Myra’s eyes flared. “Are you calling me crazy?”
“No. What? No. I’m saying you can’t blame me for something I did in your dream. It wasn’t real.”
“It seemed real,” Myra said warily, “and I wonder if it’s a warning about something you’re going to do.”
“What did I do?”
“Well,” she said before taking a sip of coffee. “In my dream we owned a store. I’m not sure what kind it was, but it was weird. Anyway, you smeared purple play-dough all through my hair telling me you preferred it that color. My hair turned out to be a wig that you pulled off my head and put on the skill of a rhesus monkey. You danced around the store with the monkey skull humming ‘Here Comes the Bride’.

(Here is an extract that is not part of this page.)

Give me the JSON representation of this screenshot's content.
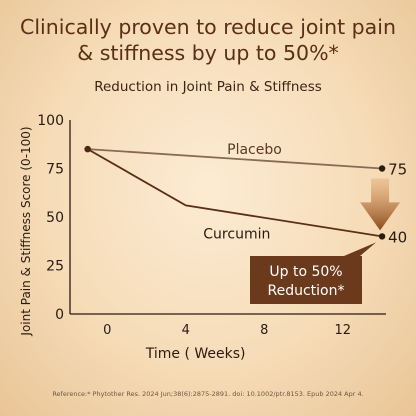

“A beautiful mortician came in the store and you asked her to marry you. You said the monkey skull could perform the ceremony because the wig and purple play-dough made it legal. When the beautiful mortician said, ‘no’, you cried. That’s when I woke up.
“You’d cry for her, but you wouldn’t for me,” she said angrily.
Alistair was stunned. He hadn’t drank enough coffee to face this crisis.
“I promise, you can make me cry whenever you want. Once,” he eventually said.
Myra brightened up. “Just don’t be surprised if I come home with purple hair,” she said with a smirk.
“That would certainly make me cry,” said Alistair as he kissed her good morning.